Dağı Gazetesi ise 1974-1976 yıllarında Ürgüp Lisesi edebiyat kolunun benim başkanlığımda çıkardığı duvar gazetesinin adıdır. Ürgüp Lisesinin yeni açıldığı yıllarda ben henüz ortaokul öğrencisiyim. Edebiyat Kolunda benden büyük liseli abiler var. Rahmetli Türkçe öğretmeniniz Osman Aydoğan’da edebiyat kolundan sorumlu öğretmen idi. Ben daha küçük olmama rağmen edebiyat kolu başkanı olarak beni seçtiler. Benden TOPUZ DAĞI ismiyle bir duvar gazetesi çıkarmamızı istedi Osman öğretmen. İlk konuda belliydi İsmet İnönü’nün ölümünün birinci yılında anılması yapılacaktı. Ben hemen O zaman Ürgüp’te eczacı olan ve ilçe başkanlığı yapan Cemal Seymen’e gittim. İsmet İnönü ile ilgili yazılar ve resimler istedim. Rahmetli Seymen benimle çokça ilgilendi arşivindeki İnönü resimlerini ve yazılarını seçip bana verdi. Böylece ilk duvar gazetesini çıkardık.

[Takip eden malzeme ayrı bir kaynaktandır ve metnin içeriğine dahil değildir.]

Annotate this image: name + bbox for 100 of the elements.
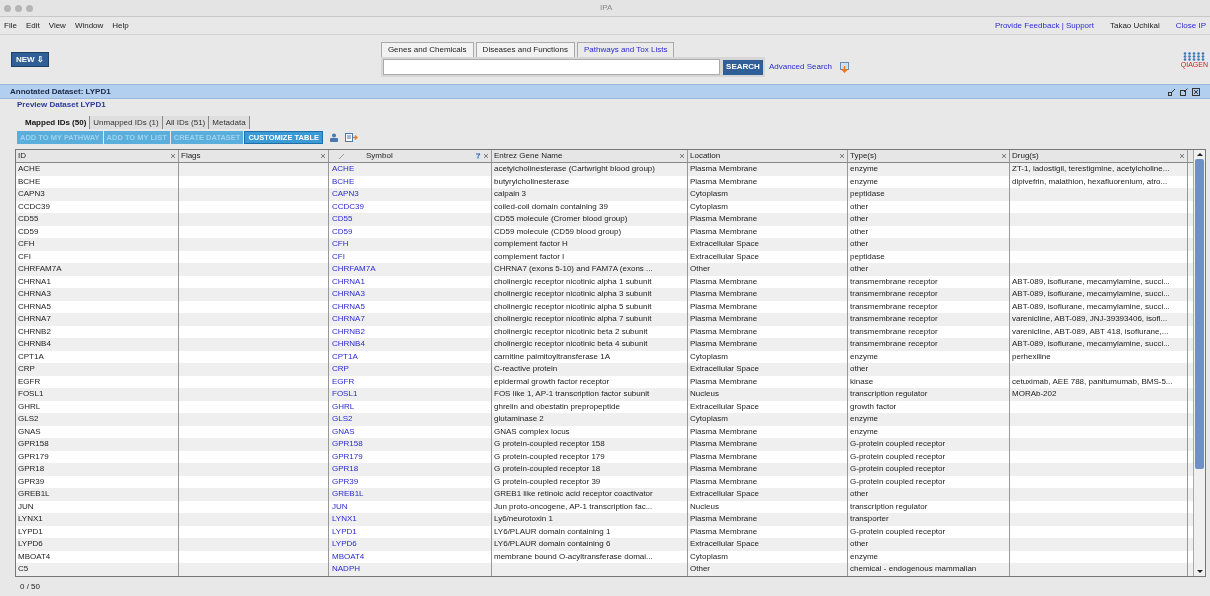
people-icon[interactable] (329, 133, 339, 142)
minimize-icon[interactable] (1168, 87, 1176, 96)
table-cell: FOSL1 (16, 388, 179, 401)
dataset-tab[interactable]: All IDs (51) (162, 116, 210, 129)
table-cell: Extracellular Space (688, 538, 848, 551)
preview-link[interactable]: Preview Dataset LYPD1 (17, 99, 106, 111)
table-cell: other (848, 238, 1010, 251)
symbol-link[interactable]: GPR18 (329, 463, 492, 476)
menu-item[interactable]: Window (74, 19, 104, 32)
search-field[interactable] (382, 59, 721, 75)
table-cell: GREB1L (16, 488, 179, 501)
window-title: IPA (600, 2, 613, 14)
table-cell: CD55 (16, 213, 179, 226)
scrollbar[interactable] (1193, 150, 1205, 576)
row-count: 0 / 50 (20, 580, 40, 593)
table-cell: GLS2 (16, 413, 179, 426)
dataset-tab[interactable]: Metadata (209, 116, 250, 129)
symbol-link[interactable]: LYPD6 (329, 538, 492, 551)
symbol-link[interactable]: CAPN3 (329, 188, 492, 201)
symbol-link[interactable]: CHRNA7 (329, 313, 492, 326)
close-icon[interactable] (839, 153, 845, 159)
table-cell: GPR18 (16, 463, 179, 476)
table-cell: acetylcholinesterase (Cartwright blood group) (492, 163, 688, 176)
search-button[interactable]: SEARCH (723, 59, 763, 75)
header-link[interactable]: Close IP (1175, 19, 1206, 32)
sort-icon[interactable] (339, 153, 344, 159)
table-cell: G protein-coupled receptor 158 (492, 438, 688, 451)
table-cell: enzyme (848, 413, 1010, 426)
header-link[interactable]: Provide Feedback | Support (994, 19, 1094, 32)
table-cell: Plasma Membrane (688, 438, 848, 451)
table-cell: CD55 molecule (Cromer blood group) (492, 213, 688, 226)
symbol-link[interactable]: GLS2 (329, 413, 492, 426)
menu-item[interactable]: View (48, 19, 66, 32)
search-tab[interactable]: Genes and Chemicals (380, 42, 474, 57)
column-header[interactable]: ID (16, 150, 179, 162)
table-cell: Plasma Membrane (688, 213, 848, 226)
close-icon[interactable] (483, 153, 489, 159)
symbol-link[interactable]: CHRNA3 (329, 288, 492, 301)
symbol-link[interactable]: CHRFAM7A (329, 263, 492, 276)
table-cell: Cytoplasm (688, 188, 848, 201)
symbol-link[interactable]: FOSL1 (329, 388, 492, 401)
menu-item[interactable]: Help (112, 19, 129, 32)
download-icon[interactable] (840, 61, 850, 73)
table-cell: Other (688, 263, 848, 276)
table-cell: LYPD6 (16, 538, 179, 551)
symbol-link[interactable]: GPR158 (329, 438, 492, 451)
symbol-link[interactable]: CFH (329, 238, 492, 251)
menu-item[interactable]: File (4, 19, 17, 32)
menu-item[interactable]: Edit (25, 19, 40, 32)
table-cell: other (848, 538, 1010, 551)
close-icon[interactable] (679, 153, 685, 159)
panel-title: Annotated Dataset: LYPD1 (10, 85, 111, 98)
table-cell: chemical - endogenous mammalian (848, 563, 1010, 576)
table-cell: cholinergic receptor nicotinic alpha 7 subunit (492, 313, 688, 326)
search-tab[interactable]: Diseases and Functions (475, 42, 575, 57)
symbol-link[interactable]: CHRNB4 (329, 338, 492, 351)
table-cell: CAPN3 (16, 188, 179, 201)
table-cell: LY6/PLAUR domain containing 6 (492, 538, 688, 551)
table-cell: calpain 3 (492, 188, 688, 201)
table-cell: CHRNA7 (exons 5-10) and FAM7A (exons ... (492, 263, 688, 276)
column-header[interactable]: Type(s) (848, 150, 1010, 162)
dataset-tab[interactable]: Unmapped IDs (1) (90, 116, 163, 129)
export-icon[interactable] (345, 133, 358, 142)
column-header[interactable]: Location (688, 150, 848, 162)
table-cell: other (848, 263, 1010, 276)
table-cell: Extracellular Space (688, 238, 848, 251)
table-cell: FOS like 1, AP-1 transcription factor subunit (492, 388, 688, 401)
table-cell: Plasma Membrane (688, 513, 848, 526)
symbol-link[interactable]: NADPH (329, 563, 492, 576)
table-cell: transmembrane receptor (848, 338, 1010, 351)
column-header[interactable]: Entrez Gene Name (492, 150, 688, 162)
table-cell: GPR158 (16, 438, 179, 451)
filter-icon[interactable] (475, 153, 481, 159)
close-icon[interactable] (1179, 153, 1185, 159)
user-name: Takao Uchikai (1109, 19, 1160, 32)
symbol-link[interactable]: CD55 (329, 213, 492, 226)
table-cell: other (848, 488, 1010, 501)
column-header[interactable]: Drug(s) (1010, 150, 1188, 162)
close-icon[interactable] (1192, 87, 1200, 96)
popout-icon[interactable] (1180, 87, 1188, 96)
close-icon[interactable] (320, 153, 326, 159)
table-cell: Nucleus (688, 388, 848, 401)
table-cell: ABT-089, isoflurane, mecamylamine, succi... (1010, 288, 1188, 301)
table-cell: other (848, 363, 1010, 376)
column-header[interactable]: Flags (179, 150, 329, 162)
close-icon[interactable] (170, 153, 176, 159)
new-button[interactable]: NEW ⇩ (11, 52, 49, 67)
advanced-search-link[interactable]: Advanced Search (768, 61, 833, 73)
table-cell: ABT-089, isoflurane, mecamylamine, succi... (1010, 338, 1188, 351)
dataset-tab[interactable]: Mapped IDs (50) (22, 116, 91, 129)
table-cell: transmembrane receptor (848, 288, 1010, 301)
symbol-link[interactable]: GREB1L (329, 488, 492, 501)
search-tab[interactable]: Pathways and Tox Lists (577, 42, 675, 57)
column-header[interactable]: Symbol (329, 150, 492, 162)
table-cell: CHRFAM7A (16, 263, 179, 276)
symbol-link[interactable]: CRP (329, 363, 492, 376)
symbol-link[interactable]: LYNX1 (329, 513, 492, 526)
table-cell: CHRNA7 (16, 313, 179, 326)
symbol-link[interactable]: ACHE (329, 163, 492, 176)
close-icon[interactable] (1001, 153, 1007, 159)
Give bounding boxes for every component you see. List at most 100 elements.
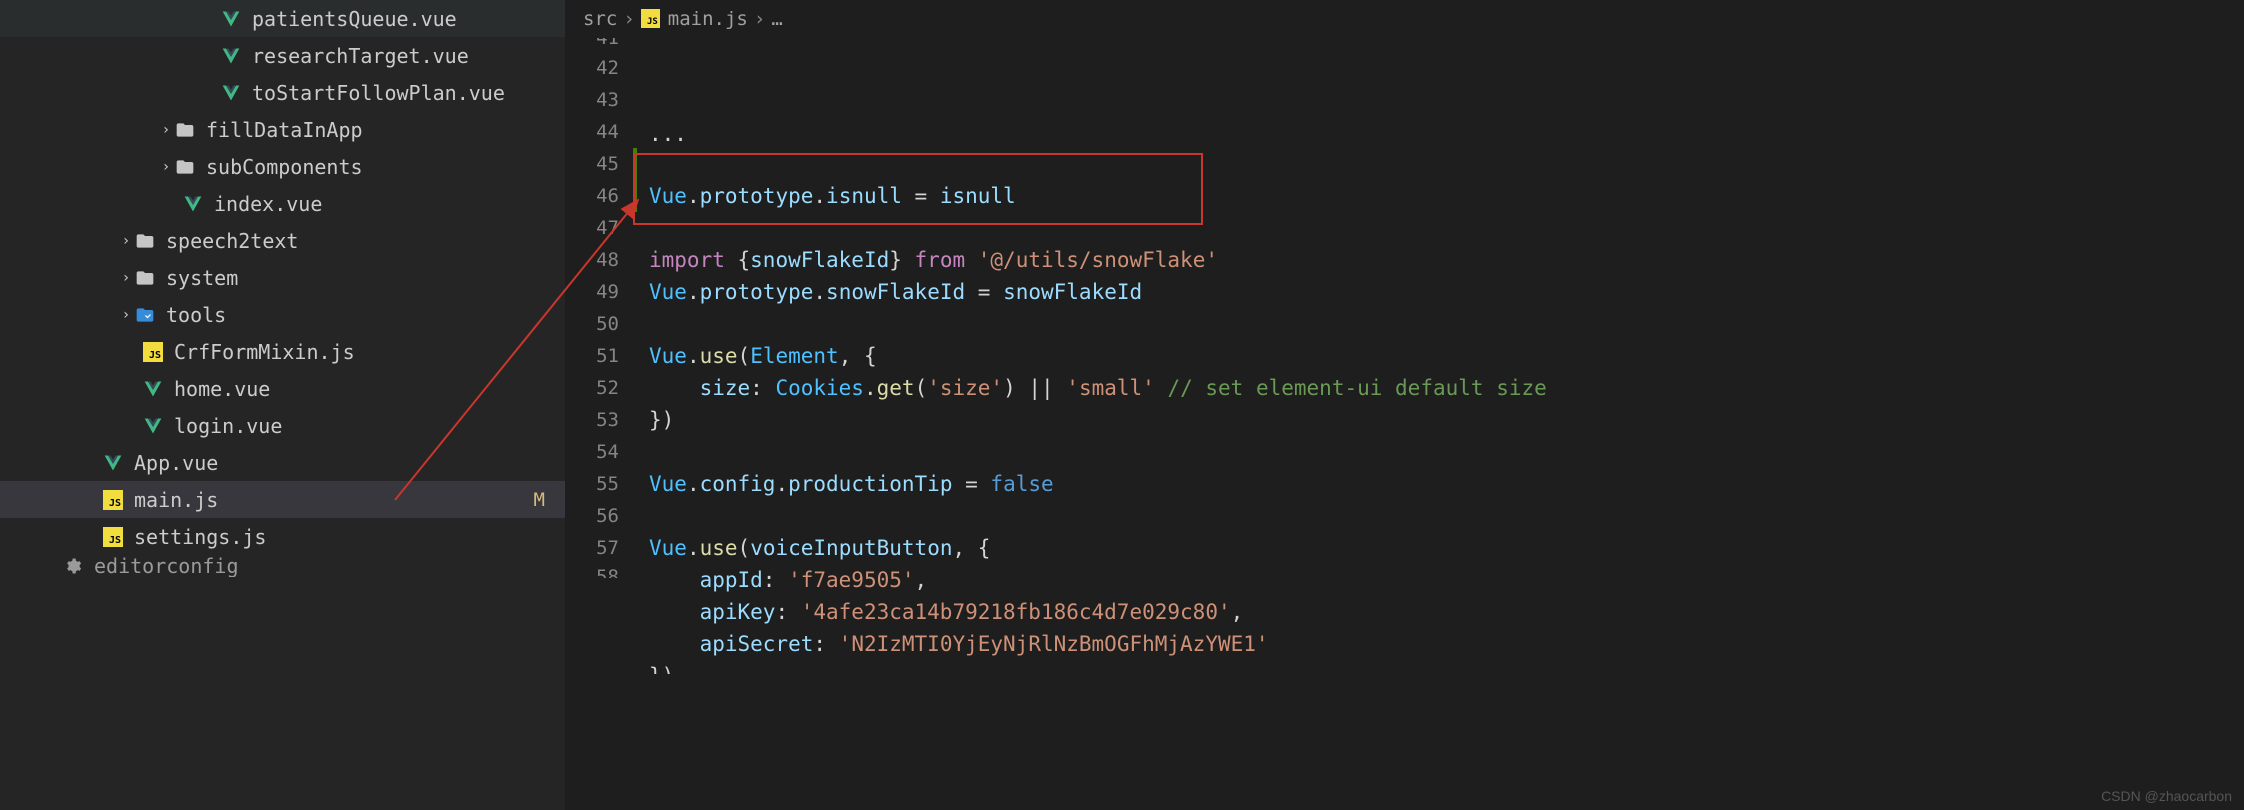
vue-icon bbox=[142, 378, 164, 400]
tree-item-home-vue[interactable]: home.vue bbox=[0, 370, 565, 407]
chevron-right-icon: › bbox=[118, 307, 134, 323]
line-number: 41 bbox=[565, 38, 619, 52]
tree-item-tools[interactable]: › tools bbox=[0, 296, 565, 333]
file-tree: patientsQueue.vue researchTarget.vue toSta… bbox=[0, 0, 565, 810]
breadcrumb-trail[interactable]: … bbox=[771, 8, 782, 30]
line-number: 57 bbox=[565, 532, 619, 564]
editor-pane: src › JS main.js › … 414243444546474849 5… bbox=[565, 0, 2244, 810]
tree-item-researchtarget-vue[interactable]: researchTarget.vue bbox=[0, 37, 565, 74]
tree-item-label: toStartFollowPlan.vue bbox=[252, 81, 565, 105]
tree-item-crfformmixin-js[interactable]: JS CrfFormMixin.js bbox=[0, 333, 565, 370]
tree-item-app-vue[interactable]: App.vue bbox=[0, 444, 565, 481]
tree-item-label: speech2text bbox=[166, 229, 565, 253]
code-line[interactable]: size: Cookies.get('size') || 'small' // … bbox=[649, 372, 2244, 404]
tree-item-label: subComponents bbox=[206, 155, 565, 179]
line-number: 42 bbox=[565, 52, 619, 84]
code-line[interactable] bbox=[649, 436, 2244, 468]
chevron-right-icon: › bbox=[158, 122, 174, 138]
code-line[interactable]: Vue.config.productionTip = false bbox=[649, 468, 2244, 500]
code-line[interactable]: }) bbox=[649, 660, 2244, 674]
vue-icon bbox=[142, 415, 164, 437]
tree-item-label: App.vue bbox=[134, 451, 565, 475]
vue-icon bbox=[182, 193, 204, 215]
tree-item-settings-js[interactable]: JSsettings.js bbox=[0, 518, 565, 555]
tree-item-main-js[interactable]: JS main.jsM bbox=[0, 481, 565, 518]
watermark: CSDN @zhaocarbon bbox=[2101, 788, 2232, 804]
breadcrumb-separator: › bbox=[754, 8, 765, 30]
chevron-right-icon: › bbox=[158, 159, 174, 175]
line-number: 52 bbox=[565, 372, 619, 404]
code-area[interactable]: 414243444546474849505152535455565758 ...… bbox=[565, 38, 2244, 810]
breadcrumb[interactable]: src › JS main.js › … bbox=[565, 0, 2244, 38]
folder-icon bbox=[174, 119, 196, 141]
vue-icon bbox=[220, 8, 242, 30]
tree-item-label: patientsQueue.vue bbox=[252, 7, 565, 31]
tools-folder-icon bbox=[134, 304, 156, 326]
tree-item-filldatainapp[interactable]: › fillDataInApp bbox=[0, 111, 565, 148]
code-line[interactable] bbox=[649, 148, 2244, 180]
line-number: 48 bbox=[565, 244, 619, 276]
tree-item-label: editorconfig bbox=[94, 555, 565, 577]
breadcrumb-folder[interactable]: src bbox=[583, 8, 617, 30]
tree-item-label: main.js bbox=[134, 488, 534, 512]
breadcrumb-separator: › bbox=[623, 8, 634, 30]
line-number: 56 bbox=[565, 500, 619, 532]
code-line[interactable]: }) bbox=[649, 404, 2244, 436]
line-number: 55 bbox=[565, 468, 619, 500]
line-gutter: 414243444546474849505152535455565758 bbox=[565, 38, 637, 810]
tree-item-login-vue[interactable]: login.vue bbox=[0, 407, 565, 444]
tree-item-speech2text[interactable]: ›speech2text bbox=[0, 222, 565, 259]
folder-icon bbox=[134, 267, 156, 289]
line-number: 47 bbox=[565, 212, 619, 244]
line-number: 58 bbox=[565, 564, 619, 578]
code-line[interactable]: ... bbox=[649, 134, 2244, 148]
code-line[interactable] bbox=[649, 500, 2244, 532]
line-number: 43 bbox=[565, 84, 619, 116]
tree-item-subcomponents[interactable]: › subComponents bbox=[0, 148, 565, 185]
folder-icon bbox=[134, 230, 156, 252]
tree-item-editorconfig[interactable]: editorconfig bbox=[0, 555, 565, 577]
code-line[interactable]: Vue.prototype.snowFlakeId = snowFlakeId bbox=[649, 276, 2244, 308]
tree-item-patientsqueue-vue[interactable]: patientsQueue.vue bbox=[0, 0, 565, 37]
code-line[interactable]: apiSecret: 'N2IzMTI0YjEyNjRlNzBmOGFhMjAz… bbox=[649, 628, 2244, 660]
code-line[interactable]: Vue.prototype.isnull = isnull bbox=[649, 180, 2244, 212]
chevron-right-icon: › bbox=[118, 270, 134, 286]
tree-item-label: fillDataInApp bbox=[206, 118, 565, 142]
tree-item-label: CrfFormMixin.js bbox=[174, 340, 565, 364]
line-number: 49 bbox=[565, 276, 619, 308]
code-line[interactable] bbox=[649, 212, 2244, 244]
line-number: 45 bbox=[565, 148, 619, 180]
tree-item-label: home.vue bbox=[174, 377, 565, 401]
vue-icon bbox=[220, 82, 242, 104]
vue-icon bbox=[102, 452, 124, 474]
tree-item-label: system bbox=[166, 266, 565, 290]
line-number: 46 bbox=[565, 180, 619, 212]
tree-item-system[interactable]: › system bbox=[0, 259, 565, 296]
code-line[interactable] bbox=[649, 308, 2244, 340]
tree-item-label: researchTarget.vue bbox=[252, 44, 565, 68]
breadcrumb-file[interactable]: main.js bbox=[668, 8, 748, 30]
code-line[interactable]: Vue.use(voiceInputButton, { bbox=[649, 532, 2244, 564]
code-content[interactable]: ... Vue.prototype.isnull = isnull import {… bbox=[637, 38, 2244, 810]
line-number: 54 bbox=[565, 436, 619, 468]
line-number: 51 bbox=[565, 340, 619, 372]
tree-item-label: login.vue bbox=[174, 414, 565, 438]
js-icon: JS bbox=[142, 341, 164, 363]
file-explorer-sidebar: patientsQueue.vue researchTarget.vue toSta… bbox=[0, 0, 565, 810]
folder-icon bbox=[174, 156, 196, 178]
line-number: 44 bbox=[565, 116, 619, 148]
modified-badge: M bbox=[534, 489, 545, 511]
tree-item-label: tools bbox=[166, 303, 565, 327]
code-line[interactable]: appId: 'f7ae9505', bbox=[649, 564, 2244, 596]
code-line[interactable]: Vue.use(Element, { bbox=[649, 340, 2244, 372]
vue-icon bbox=[220, 45, 242, 67]
tree-item-tostartfollowplan-vue[interactable]: toStartFollowPlan.vue bbox=[0, 74, 565, 111]
tree-item-index-vue[interactable]: index.vue bbox=[0, 185, 565, 222]
code-line[interactable]: import {snowFlakeId} from '@/utils/snowF… bbox=[649, 244, 2244, 276]
line-number: 53 bbox=[565, 404, 619, 436]
js-icon: JS bbox=[102, 526, 124, 548]
js-icon: JS bbox=[102, 489, 124, 511]
gear-icon bbox=[62, 555, 84, 577]
js-icon: JS bbox=[641, 9, 660, 28]
code-line[interactable]: apiKey: '4afe23ca14b79218fb186c4d7e029c8… bbox=[649, 596, 2244, 628]
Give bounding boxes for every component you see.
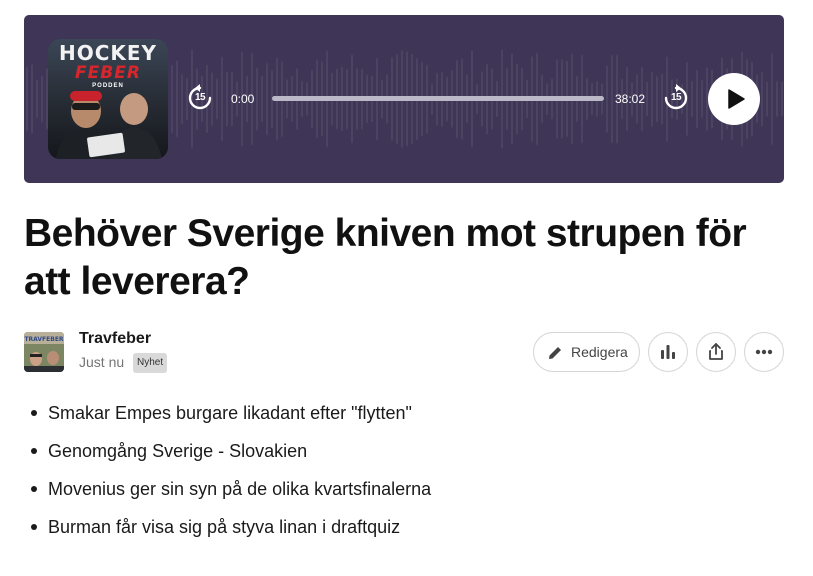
- audio-player: HOCKEY FEBER PODDEN 15 0:00 38:02 15: [24, 15, 784, 183]
- waveform-bar: [226, 71, 228, 127]
- list-item-text: Genomgång Sverige - Slovakien: [48, 441, 308, 461]
- waveform-bar: [761, 71, 763, 127]
- waveform-bar: [646, 81, 648, 117]
- bullet-dot: [31, 486, 37, 492]
- edit-button[interactable]: Redigera: [533, 332, 640, 372]
- pencil-icon: [549, 347, 561, 359]
- waveform-bar: [31, 64, 33, 134]
- waveform-bar: [766, 81, 768, 117]
- current-time: 0:00: [231, 92, 255, 106]
- podcast-cover-art: HOCKEY FEBER PODDEN: [48, 39, 168, 159]
- svg-text:TRAVFEBER: TRAVFEBER: [24, 336, 63, 343]
- waveform-bar: [701, 80, 703, 118]
- skip-back-seconds: 15: [194, 92, 206, 103]
- waveform-bar: [181, 74, 183, 124]
- post-title: Behöver Sverige kniven mot strupen för a…: [24, 212, 747, 303]
- waveform-bar: [266, 62, 268, 136]
- waveform-bar: [221, 56, 223, 142]
- share-icon: [709, 343, 723, 360]
- cover-subtitle: FEBER: [75, 63, 141, 83]
- play-button[interactable]: [708, 73, 760, 125]
- status-badge: Nyhet: [133, 353, 168, 373]
- play-icon: [727, 89, 745, 109]
- waveform-bar: [36, 79, 38, 119]
- bullet-dot: [31, 410, 37, 416]
- stats-button[interactable]: [648, 332, 688, 372]
- bullet-dot: [31, 524, 37, 530]
- author-name[interactable]: Travfeber: [79, 330, 151, 348]
- list-item-text: Smakar Empes burgare likadant efter "fly…: [48, 403, 412, 423]
- waveform-bar: [216, 78, 218, 120]
- list-item: Smakar Empes burgare likadant efter "fly…: [24, 400, 784, 438]
- edit-button-label: Redigera: [571, 344, 628, 360]
- waveform-bar: [691, 80, 693, 118]
- list-item: Genomgång Sverige - Slovakien: [24, 438, 784, 476]
- more-icon: [755, 349, 773, 355]
- waveform-bar: [771, 53, 773, 145]
- waveform-bar: [776, 81, 778, 117]
- progress-slider[interactable]: [272, 96, 604, 101]
- skip-back-button[interactable]: 15: [187, 84, 213, 112]
- author-avatar[interactable]: TRAVFEBER: [24, 332, 64, 372]
- share-button[interactable]: [696, 332, 736, 372]
- waveform-bar: [261, 75, 263, 123]
- skip-forward-button[interactable]: 15: [663, 84, 689, 112]
- cover-tag: PODDEN: [92, 83, 124, 89]
- waveform-bar: [256, 67, 258, 131]
- waveform-bar: [606, 65, 608, 133]
- waveform-bar: [781, 81, 783, 117]
- waveform-bar: [176, 60, 178, 138]
- episode-summary-list: Smakar Empes burgare likadant efter "fly…: [24, 400, 784, 552]
- duration: 38:02: [615, 92, 646, 106]
- waveform-bar: [41, 75, 43, 123]
- list-item: Movenius ger sin syn på de olika kvartsf…: [24, 476, 784, 514]
- waveform-bar: [656, 75, 658, 123]
- waveform-bar: [611, 54, 613, 144]
- waveform-bar: [171, 64, 173, 134]
- bar-chart-icon: [661, 345, 675, 359]
- list-item-text: Burman får visa sig på styva linan i dra…: [48, 517, 401, 537]
- list-item-text: Movenius ger sin syn på de olika kvartsf…: [48, 479, 432, 499]
- more-button[interactable]: [744, 332, 784, 372]
- post-date: Just nu: [79, 354, 125, 370]
- list-item: Burman får visa sig på styva linan i dra…: [24, 514, 784, 552]
- avatar-image: TRAVFEBER: [24, 332, 64, 372]
- waveform-bar: [26, 66, 28, 132]
- skip-forward-seconds: 15: [670, 92, 682, 103]
- cover-title: HOCKEY: [58, 41, 158, 65]
- bullet-dot: [31, 448, 37, 454]
- waveform-bar: [651, 71, 653, 127]
- waveform-bar: [696, 69, 698, 129]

Osman hocam Topuz Dağı’ndan etkilenerek Duvar gazetesine de Topuz Dağı adını vermişti.

(Osman Aydoğan)

Duvar gazetesinde öyküler şiirler ve bölge tanıtımı ile yazılar yer alıyordu. O yıllarda bilgisayar yoktu daktilo sadece öğretmenler odasında vardı. Bana istediğim zaman öğretmenler odasına girip daktiloyu kullanma hakkı verdiler. O yıllarda çocuktum aşk sevgi, flört nedir bilmezdim. Öğretmeler Odasına her girdiğimde odada resim öğretmenimiz Semra hoca ve Biyoloji öğretmenimiz Mehmet Arslan olurdu. Mehmet Arslan ile Semra hocam evlendiler daha sonra Adapazarı’nda yaşamaya başladılar. Yıllar sonra Mehmet hocanın ölüm haberi de geldi.

Osman Aydoğan ve Mehmet Arslan hocaları kaybettik. Her ikisine de rahmet diliyorum.

Siyasal arenanın çalkantılı olduğu yıllarda Lise Müdürümüz değişti. Şuanda ismini anımsayamadığım ve tabiki anımsamakta istenmediğim bir vatandaş lise müdürü olarak geldi. Bir gün beni odasına çağırdı. “Duvar Gazetesine Ahmed Arif’in şiirini asmışsınız onu indir” dedi. Ben yatılı öğrenciydim .Lise müdürü de doğal olarak velim oluyordu. Şiiri indirdim ama Topuz Dağı Gazetesi de 2 yıl süren yayın yaşamına son verdi. Oysa Ahmed Arif şiirleri bugün şarkı ve türkü sözleri olarak hergün duyar olduğumuz sözlerden oluşuyordu.

İki yıl boyunca okulu açık olduğu dönemde tamı tamına 15 sayı duvar gazetesi çıkartmıştık. Böylece bende 15 yaşında bir gazetecilik deneyimi yaşamıştım.